STEM education part 1

Although college is NOT for everybody, some may be better to go to vocational schools, but in this Information Age, a college education is no longer a luxury but a necessity, especially in the fields of Science, Technology, Engineering and Math (STEM). Today a college education is essential to the well-being of a society. The global economy demands that workers must have certain knowledge and skills if they want to have a decent standard of living. The job market also requires workers to have both technical knowledge and the ability to adapt to a fast-changing technology. It means having technical skills is only the first step but workers must also have the lifelong learning attitude to keep up with market demands.

However in developing countries, the access to good education, especially in STEM fields, is still limited. Many education systems are too slow to change. Although everyone agrees that a practical education is important but students are still being taught the “old method” that emphasize memorization rather than develop skills to solve problems. Students must know a lot of theories to pass exams, but few know how to apply their knowledge in real works. For years, the academia people have debated on the goals of education with no conclusion. Education can be a “noble cause” or a “high ideal” but it must be practical. My view on the goals of education is to develop the knowledge and skills for people so they can be productive members of the society and generates innovations to stimulate economic growth to support the advancement of a society.

A recent global study reported that only 10% to 20% of college graduates in developing countries have the knowledge and skills that are “employable” by international standards. It means the way these countries develop their human capital is very inefficient. Without proper action, their people will remain in a “low income” level and cannot move up to “high income” status or the standard of living of developed countries. The study stated that between the year 2010 to 2020 the world will be facing a shortage of 40 million high-skilled workers but at the same time has a surplus of 125 million low-skilled labor workers who will mostly be unemployed and live in poverty. Unfortunately, many developing countries do not have plans to improve STEM education. As a result, their students are not being prepared to compete for jobs in areas that are driving the global economy.

Although there are few schools in those countries that have adopted STEM training and new teaching methods but they are still a small scale implementation rather than a complete overhaul of the education system.
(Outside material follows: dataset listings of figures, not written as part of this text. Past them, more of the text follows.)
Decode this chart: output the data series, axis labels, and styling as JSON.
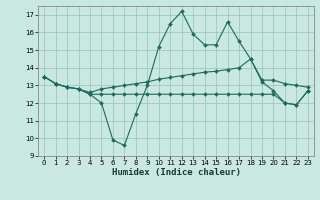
{
  "xlabel": "Humidex (Indice chaleur)",
  "bg_color": "#c8e8e0",
  "grid_color": "#a0c8c0",
  "line_color": "#1a6b60",
  "xlim": [
    -0.5,
    23.5
  ],
  "ylim": [
    9,
    17.5
  ],
  "yticks": [
    9,
    10,
    11,
    12,
    13,
    14,
    15,
    16,
    17
  ],
  "xticks": [
    0,
    1,
    2,
    3,
    4,
    5,
    6,
    7,
    8,
    9,
    10,
    11,
    12,
    13,
    14,
    15,
    16,
    17,
    18,
    19,
    20,
    21,
    22,
    23
  ],
  "line1_x": [
    0,
    1,
    2,
    3,
    4,
    5,
    6,
    7,
    8,
    9,
    10,
    11,
    12,
    13,
    14,
    15,
    16,
    17,
    18,
    19,
    20,
    21,
    22,
    23
  ],
  "line1_y": [
    13.5,
    13.1,
    12.9,
    12.8,
    12.5,
    12.0,
    9.9,
    9.6,
    11.4,
    13.0,
    15.2,
    16.5,
    17.2,
    15.9,
    15.3,
    15.3,
    16.6,
    15.5,
    14.5,
    13.2,
    12.7,
    12.0,
    11.9,
    12.7
  ],
  "line2_x": [
    0,
    1,
    2,
    3,
    4,
    5,
    6,
    7,
    8,
    9,
    10,
    11,
    12,
    13,
    14,
    15,
    16,
    17,
    18,
    19,
    20,
    21,
    22,
    23
  ],
  "line2_y": [
    13.5,
    13.1,
    12.9,
    12.8,
    12.6,
    12.8,
    12.9,
    13.0,
    13.1,
    13.2,
    13.35,
    13.45,
    13.55,
    13.65,
    13.75,
    13.8,
    13.9,
    14.0,
    14.5,
    13.3,
    13.3,
    13.1,
    13.0,
    12.9
  ],
  "line3_x": [
    0,
    1,
    2,
    3,
    4,
    5,
    6,
    7,
    8,
    9,
    10,
    11,
    12,
    13,
    14,
    15,
    16,
    17,
    18,
    19,
    20,
    21,
    22,
    23
  ],
  "line3_y": [
    13.5,
    13.1,
    12.9,
    12.8,
    12.5,
    12.5,
    12.5,
    12.5,
    12.5,
    12.5,
    12.5,
    12.5,
    12.5,
    12.5,
    12.5,
    12.5,
    12.5,
    12.5,
    12.5,
    12.5,
    12.5,
    12.0,
    11.9,
    12.7
  ]
}
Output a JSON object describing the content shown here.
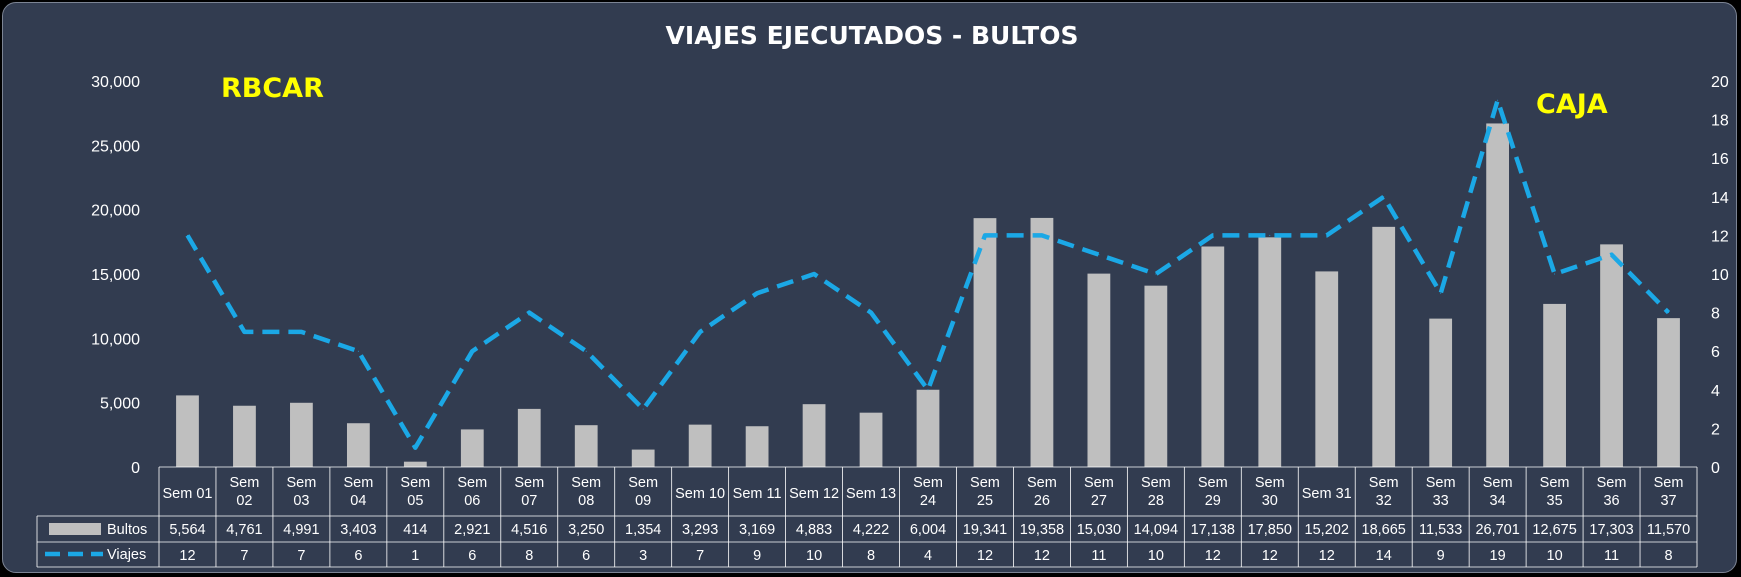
{
  "chart_data": {
    "type": "bar",
    "title": "VIAJES EJECUTADOS - BULTOS",
    "categories": [
      "Sem 01",
      "Sem 02",
      "Sem 03",
      "Sem 04",
      "Sem 05",
      "Sem 06",
      "Sem 07",
      "Sem 08",
      "Sem 09",
      "Sem 10",
      "Sem 11",
      "Sem 12",
      "Sem 13",
      "Sem 24",
      "Sem 25",
      "Sem 26",
      "Sem 27",
      "Sem 28",
      "Sem 29",
      "Sem 30",
      "Sem 31",
      "Sem 32",
      "Sem 33",
      "Sem 34",
      "Sem 35",
      "Sem 36",
      "Sem 37"
    ],
    "series": [
      {
        "name": "Bultos",
        "type": "bar",
        "axis": "left",
        "color": "#bfbfbf",
        "values": [
          5564,
          4761,
          4991,
          3403,
          414,
          2921,
          4516,
          3250,
          1354,
          3293,
          3169,
          4883,
          4222,
          6004,
          19341,
          19358,
          15030,
          14094,
          17138,
          17850,
          15202,
          18665,
          11533,
          26701,
          12675,
          17303,
          11570
        ],
        "labels": [
          "5,564",
          "4,761",
          "4,991",
          "3,403",
          "414",
          "2,921",
          "4,516",
          "3,250",
          "1,354",
          "3,293",
          "3,169",
          "4,883",
          "4,222",
          "6,004",
          "19,341",
          "19,358",
          "15,030",
          "14,094",
          "17,138",
          "17,850",
          "15,202",
          "18,665",
          "11,533",
          "26,701",
          "12,675",
          "17,303",
          "11,570"
        ]
      },
      {
        "name": "Viajes",
        "type": "line",
        "style": "dashed",
        "axis": "right",
        "color": "#1ba8e6",
        "values": [
          12,
          7,
          7,
          6,
          1,
          6,
          8,
          6,
          3,
          7,
          9,
          10,
          8,
          4,
          12,
          12,
          11,
          10,
          12,
          12,
          12,
          14,
          9,
          19,
          10,
          11,
          8
        ],
        "labels": [
          "12",
          "7",
          "7",
          "6",
          "1",
          "6",
          "8",
          "6",
          "3",
          "7",
          "9",
          "10",
          "8",
          "4",
          "12",
          "12",
          "11",
          "10",
          "12",
          "12",
          "12",
          "14",
          "9",
          "19",
          "10",
          "11",
          "8"
        ]
      }
    ],
    "y_left": {
      "min": 0,
      "max": 30000,
      "ticks": [
        "0",
        "5,000",
        "10,000",
        "15,000",
        "20,000",
        "25,000",
        "30,000"
      ]
    },
    "y_right": {
      "min": 0,
      "max": 20,
      "ticks": [
        "0",
        "2",
        "4",
        "6",
        "8",
        "10",
        "12",
        "14",
        "16",
        "18",
        "20"
      ]
    },
    "grid": false,
    "data_table": true,
    "annotations": [
      {
        "text": "RBCAR",
        "color": "#ffff00",
        "placement": "top-left"
      },
      {
        "text": "CAJA",
        "color": "#ffff00",
        "placement": "top-right"
      }
    ]
  }
}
It is difficult to track their effective training and contributing to their societies. However if these schools can share their STEM training programs as well as method of teaching with others via some sort of collaboration, things will improve. But training program and teaching method are only the first step, to facilitate more STEM trainings, countries must start with teachers and ensure that they have the best teachers. It is the teachers that make the difference. Therefore the training of teacher should be considered a high priority and encouraged by paying STEM teachers more than others. Good STEM teachers require specialized training and their skills are in high demand. In this globalized world, no country can develop a stable and prosperous economy, if they ignore the fact that technology is the key driver and nothing can be achieved, if there is no budget to develop STEM teachers.

To develop the next generation of skilled workers for the country, STEM training must start early, from elementary to high school and university. Especially at the university level, student enrollments in STEM classes must be encouraged and the number of STEM classes must be double or triple to meet global demand. Every parent should demand that their children are educated in STEM skills. Every student should know that there is a worldwide shortage of 40 million positions in STEM areas and if they study STEM, they can build excellent career and contribute to their society and support their country's economic growth.